How do you keep mindfulness alive during particularly boring bouts at work?

I'm a tad bit at a loss on this one. I've tried deep breaths and re-focusing on reading materials that I don't really have to read but could read for work. In the end I just keep going back to reading things online and it makes me feel a little bit like I'm slowly going crazy. By reading random things online, visiting the same blogs over and over again I'm trying to do the opposite of mindfulness. I'm trying to escape from the present moment, from the reality of my situation, and at first it sounds like fun. Or like, oh, well, I just catch up on some gossip or news or whatever during this downtime, but it quickly spirals into nothingness and makes me feel crazy.

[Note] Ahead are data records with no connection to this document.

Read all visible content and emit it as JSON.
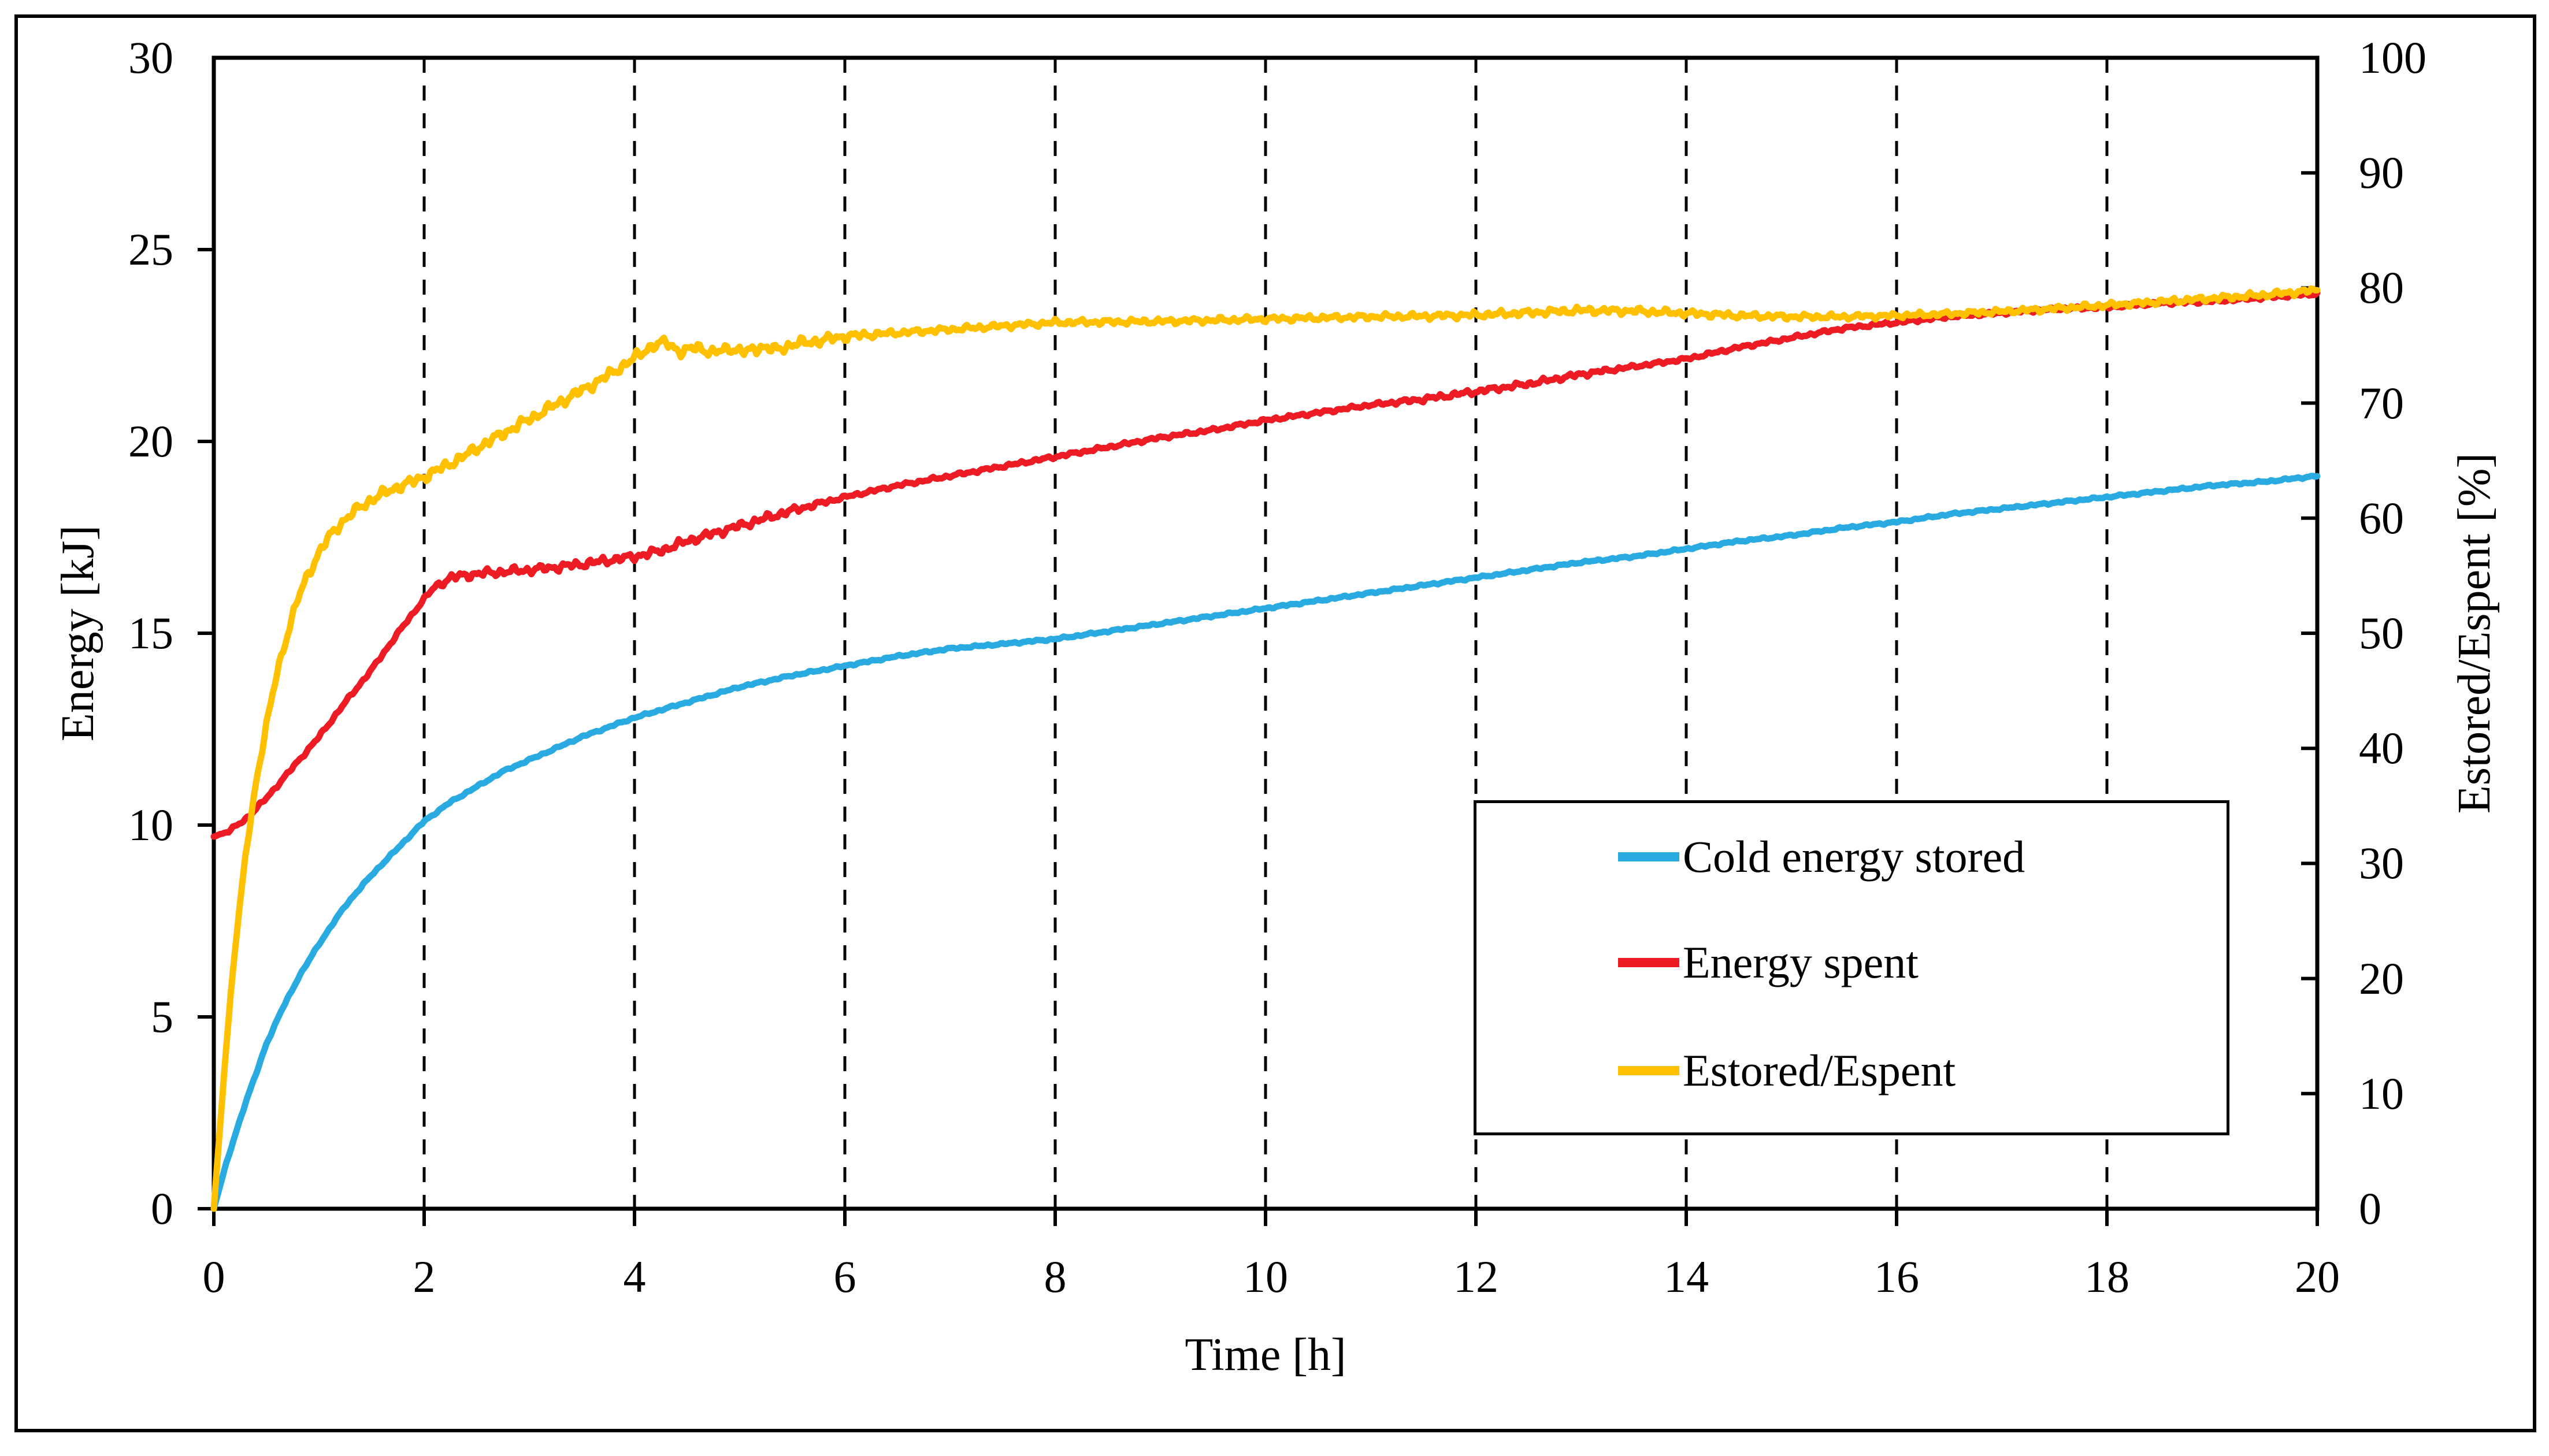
{
  "figure": {
    "background": "#ffffff",
    "border_color": "#000000"
  },
  "chart_data": {
    "type": "line",
    "title": "",
    "xlabel": "Time [h]",
    "ylabel_left": "Energy [kJ]",
    "ylabel_right": "Estored/Espent [%]",
    "x_range": [
      0,
      20
    ],
    "x_tick_step": 2,
    "x_tick_labels": [
      "0",
      "2",
      "4",
      "6",
      "8",
      "10",
      "12",
      "14",
      "16",
      "18",
      "20"
    ],
    "y_left_range": [
      0,
      30
    ],
    "y_left_tick_step": 5,
    "y_left_tick_labels": [
      "0",
      "5",
      "10",
      "15",
      "20",
      "25",
      "30"
    ],
    "y_right_range": [
      0,
      100
    ],
    "y_right_tick_step": 10,
    "y_right_tick_labels": [
      "0",
      "10",
      "20",
      "30",
      "40",
      "50",
      "60",
      "70",
      "80",
      "90",
      "100"
    ],
    "grid": {
      "vertical_dashed": true,
      "horizontal": false,
      "color": "#000000"
    },
    "legend": {
      "position": "middle-right",
      "border": true
    },
    "series": [
      {
        "name": "Cold energy stored",
        "color": "#29ABE2",
        "axis": "left",
        "noise_amps": [
          [
            0,
            0.03
          ],
          [
            20,
            0.03
          ]
        ],
        "points": [
          [
            0,
            0
          ],
          [
            0.1,
            1.0
          ],
          [
            0.2,
            1.9
          ],
          [
            0.3,
            2.75
          ],
          [
            0.4,
            3.5
          ],
          [
            0.5,
            4.3
          ],
          [
            0.65,
            5.2
          ],
          [
            0.8,
            6.0
          ],
          [
            1,
            6.9
          ],
          [
            1.25,
            7.9
          ],
          [
            1.5,
            8.7
          ],
          [
            1.75,
            9.4
          ],
          [
            2,
            10.1
          ],
          [
            2.25,
            10.6
          ],
          [
            2.5,
            11.0
          ],
          [
            2.75,
            11.4
          ],
          [
            3,
            11.7
          ],
          [
            3.25,
            12.0
          ],
          [
            3.5,
            12.3
          ],
          [
            3.75,
            12.55
          ],
          [
            4,
            12.8
          ],
          [
            4.5,
            13.2
          ],
          [
            5,
            13.6
          ],
          [
            5.5,
            13.9
          ],
          [
            6,
            14.15
          ],
          [
            6.5,
            14.4
          ],
          [
            7,
            14.6
          ],
          [
            7.5,
            14.72
          ],
          [
            8,
            14.85
          ],
          [
            8.5,
            15.05
          ],
          [
            9,
            15.25
          ],
          [
            9.5,
            15.45
          ],
          [
            10,
            15.65
          ],
          [
            10.5,
            15.85
          ],
          [
            11,
            16.05
          ],
          [
            11.5,
            16.25
          ],
          [
            12,
            16.45
          ],
          [
            12.5,
            16.65
          ],
          [
            13,
            16.85
          ],
          [
            13.5,
            17.0
          ],
          [
            14,
            17.2
          ],
          [
            14.5,
            17.4
          ],
          [
            15,
            17.55
          ],
          [
            15.5,
            17.75
          ],
          [
            16,
            17.9
          ],
          [
            16.5,
            18.1
          ],
          [
            17,
            18.25
          ],
          [
            17.5,
            18.4
          ],
          [
            18,
            18.55
          ],
          [
            18.5,
            18.7
          ],
          [
            19,
            18.85
          ],
          [
            19.5,
            18.95
          ],
          [
            20,
            19.1
          ]
        ]
      },
      {
        "name": "Energy spent",
        "color": "#ED1C24",
        "axis": "left",
        "noise_amps": [
          [
            0,
            0.05
          ],
          [
            2,
            0.05
          ],
          [
            2.2,
            0.12
          ],
          [
            5.4,
            0.12
          ],
          [
            6,
            0.05
          ],
          [
            11,
            0.05
          ],
          [
            11.5,
            0.08
          ],
          [
            13,
            0.08
          ],
          [
            13.5,
            0.05
          ],
          [
            20,
            0.05
          ]
        ],
        "points": [
          [
            0,
            9.7
          ],
          [
            0.15,
            9.85
          ],
          [
            0.3,
            10.15
          ],
          [
            0.5,
            10.7
          ],
          [
            0.75,
            11.5
          ],
          [
            1,
            12.3
          ],
          [
            1.25,
            13.2
          ],
          [
            1.5,
            14.05
          ],
          [
            1.75,
            15.0
          ],
          [
            2,
            15.9
          ],
          [
            2.1,
            16.2
          ],
          [
            2.25,
            16.45
          ],
          [
            2.5,
            16.55
          ],
          [
            2.75,
            16.6
          ],
          [
            3,
            16.65
          ],
          [
            3.25,
            16.72
          ],
          [
            3.5,
            16.8
          ],
          [
            3.75,
            16.9
          ],
          [
            4,
            17.0
          ],
          [
            4.25,
            17.15
          ],
          [
            4.5,
            17.4
          ],
          [
            4.75,
            17.6
          ],
          [
            5,
            17.8
          ],
          [
            5.5,
            18.2
          ],
          [
            6,
            18.55
          ],
          [
            6.5,
            18.85
          ],
          [
            7,
            19.1
          ],
          [
            7.5,
            19.35
          ],
          [
            8,
            19.6
          ],
          [
            8.5,
            19.85
          ],
          [
            9,
            20.1
          ],
          [
            9.5,
            20.3
          ],
          [
            10,
            20.55
          ],
          [
            10.5,
            20.75
          ],
          [
            11,
            20.95
          ],
          [
            11.5,
            21.1
          ],
          [
            12,
            21.3
          ],
          [
            12.5,
            21.5
          ],
          [
            13,
            21.75
          ],
          [
            13.5,
            21.95
          ],
          [
            14,
            22.15
          ],
          [
            14.5,
            22.45
          ],
          [
            15,
            22.7
          ],
          [
            15.5,
            22.95
          ],
          [
            16,
            23.1
          ],
          [
            16.5,
            23.25
          ],
          [
            17,
            23.35
          ],
          [
            17.5,
            23.45
          ],
          [
            18,
            23.5
          ],
          [
            18.5,
            23.6
          ],
          [
            19,
            23.65
          ],
          [
            19.5,
            23.75
          ],
          [
            20,
            23.85
          ]
        ]
      },
      {
        "name": "Estored/Espent",
        "color": "#FFC000",
        "axis": "right",
        "noise_amps": [
          [
            0,
            0.15
          ],
          [
            0.7,
            0.5
          ],
          [
            5.8,
            0.5
          ],
          [
            6.5,
            0.28
          ],
          [
            11,
            0.28
          ],
          [
            13,
            0.35
          ],
          [
            16,
            0.25
          ],
          [
            20,
            0.3
          ]
        ],
        "points": [
          [
            0,
            0
          ],
          [
            0.05,
            6
          ],
          [
            0.1,
            12
          ],
          [
            0.15,
            17.5
          ],
          [
            0.2,
            22.5
          ],
          [
            0.3,
            30.5
          ],
          [
            0.4,
            37
          ],
          [
            0.5,
            42
          ],
          [
            0.6,
            46.5
          ],
          [
            0.7,
            50
          ],
          [
            0.8,
            53
          ],
          [
            0.9,
            55.2
          ],
          [
            1,
            57
          ],
          [
            1.1,
            58.4
          ],
          [
            1.2,
            59.5
          ],
          [
            1.3,
            60.3
          ],
          [
            1.4,
            61
          ],
          [
            1.5,
            61.6
          ],
          [
            1.6,
            62.1
          ],
          [
            1.7,
            62.5
          ],
          [
            1.8,
            62.9
          ],
          [
            1.9,
            63.2
          ],
          [
            2,
            63.6
          ],
          [
            2.2,
            64.5
          ],
          [
            2.4,
            65.5
          ],
          [
            2.6,
            66.6
          ],
          [
            2.8,
            67.6
          ],
          [
            3,
            68.6
          ],
          [
            3.2,
            69.6
          ],
          [
            3.4,
            70.6
          ],
          [
            3.6,
            71.6
          ],
          [
            3.8,
            72.7
          ],
          [
            4,
            73.9
          ],
          [
            4.15,
            74.9
          ],
          [
            4.3,
            75.3
          ],
          [
            4.45,
            74.4
          ],
          [
            4.6,
            74.9
          ],
          [
            4.75,
            74.3
          ],
          [
            4.9,
            74.8
          ],
          [
            5.05,
            74.4
          ],
          [
            5.2,
            74.9
          ],
          [
            5.35,
            74.6
          ],
          [
            5.5,
            75.1
          ],
          [
            5.75,
            75.4
          ],
          [
            6,
            75.8
          ],
          [
            6.5,
            76.1
          ],
          [
            7,
            76.4
          ],
          [
            7.5,
            76.7
          ],
          [
            8,
            77.0
          ],
          [
            8.5,
            77.05
          ],
          [
            9,
            77.1
          ],
          [
            9.5,
            77.2
          ],
          [
            10,
            77.3
          ],
          [
            10.5,
            77.4
          ],
          [
            11,
            77.5
          ],
          [
            11.5,
            77.55
          ],
          [
            12,
            77.65
          ],
          [
            12.5,
            77.85
          ],
          [
            13,
            78.05
          ],
          [
            13.5,
            78.0
          ],
          [
            14,
            77.8
          ],
          [
            14.5,
            77.6
          ],
          [
            15,
            77.5
          ],
          [
            15.5,
            77.5
          ],
          [
            16,
            77.6
          ],
          [
            16.5,
            77.75
          ],
          [
            17,
            77.95
          ],
          [
            17.5,
            78.2
          ],
          [
            18,
            78.5
          ],
          [
            18.5,
            78.8
          ],
          [
            19,
            79.1
          ],
          [
            19.5,
            79.4
          ],
          [
            20,
            79.8
          ]
        ]
      }
    ]
  }
}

Should I just accept the random internet stuff as wanderings of my mind the same way that I accept the thoughts that pop up during meditation. Should I, as I do with thoughts during meditation, gently x-out of the web browser when it's obvious that I'm just aimlessly clicking away. This would follow the same idea as gently ignoring thoughts during meditation by saying "thinking" silently to myself and re-focusing on meditating. Could I do that at work? Could I say "mindlessly clicking" to myself and re-focus on my work or something else that is meaningful, such as writing for my blog or reading academic works online. I honestly don't even know if reading articles of a more academic nature would be any better. There's something about the glare of the computer screen that makes me feel crazy. Now, if I'm typing I feel fine.